Problem (The problem is from the book Groups and Representations by Alperin, page 56)
If $P$ is a parabolic subgroup of $G$ which is the stabilizer of the flag $(W_1,\ldots,W_r),$ then the $W_i$ are the only subspaces of $V_n(F)$ left invariant by $P$.
My attempt So $P$ is the parabolic subgroup of $G(n,F)$ which stabilizes the flag $(W_1,\ldots,W_r)$. That means $p(W_i)=W_i,\ \forall p\in P$ and $W_i \in (W_1,\ldots,W_r)$.
Hence we only need to show the uniqueness of $(W_1,\ldots,W_r)$. Assume by contradiction there exist some other subspace, say $W$ of $GL(n,F)$ which is left invariant by $P$. A flag on $V_n(F)$ is nested sequence of non-zero subspaces of $V_n(F)$. In other words a flag is a sequence $(W_1,\ldots,W_r)$ of subspaces of $V_n(F)$, where
$0 \subset W_1 \subset W_2 \subset \ldots \subset W_r = V_n(F)$
So $V$ is contained in some $W_i$, that is $W \subseteq W_i$. Hence there is a minimal $1\leq k\leq r$ such that $W \subseteq W_k$ and $W \not\subseteq W_{k-1}$. By the minimality of $k$, $W$ contains an element of the form $\sum_{j=1}^k \alpha_jv_j$. This element is sent to $w_{s+1},\ldots,w_k$(which are basis vectors of $W_k$ which are extensions of basis vectors of $W_{k-1}$ to obtain basis for $W_{k-1}$) by some $p's \in P$, which shows that $w_{s+1},\ldots,w_k \in W$.

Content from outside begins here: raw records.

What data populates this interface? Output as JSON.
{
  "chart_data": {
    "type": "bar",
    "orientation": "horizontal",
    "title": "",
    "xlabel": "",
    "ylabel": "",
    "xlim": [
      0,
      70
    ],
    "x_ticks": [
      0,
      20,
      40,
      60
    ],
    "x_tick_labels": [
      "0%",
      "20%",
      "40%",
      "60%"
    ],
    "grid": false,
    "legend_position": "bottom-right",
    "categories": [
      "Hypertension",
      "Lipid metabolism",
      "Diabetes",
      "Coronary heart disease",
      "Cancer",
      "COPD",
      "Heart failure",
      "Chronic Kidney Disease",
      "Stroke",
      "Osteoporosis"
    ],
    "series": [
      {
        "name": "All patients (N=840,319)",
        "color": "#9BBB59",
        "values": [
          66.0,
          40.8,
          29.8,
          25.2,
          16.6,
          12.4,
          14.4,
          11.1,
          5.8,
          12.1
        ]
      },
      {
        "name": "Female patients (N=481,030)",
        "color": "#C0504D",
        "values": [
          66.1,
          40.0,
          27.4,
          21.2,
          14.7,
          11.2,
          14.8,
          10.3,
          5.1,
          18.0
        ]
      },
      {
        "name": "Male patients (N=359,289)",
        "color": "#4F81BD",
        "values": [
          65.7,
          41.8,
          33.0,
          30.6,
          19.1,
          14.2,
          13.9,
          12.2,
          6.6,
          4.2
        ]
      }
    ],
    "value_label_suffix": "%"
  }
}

And conversely, let $\sum_{j=1}^k \alpha_jv_j \in W_k-W_{k-1}$. This element is the image of vectors $w_{s+1},\ldots,w_k \in W$ under $p's \in P$ (which exactly is the part that I am missing) and hence lies in W.
Hence we can conclude that $W$ conatins $W_k-W_{k-1}$ and hence $W_k$. We conclude that $W=W_k$.
Question What would be those elements of $P$ that we can use to map those vectors to an element $\sum_{j=1}^k \alpha_jv_j$?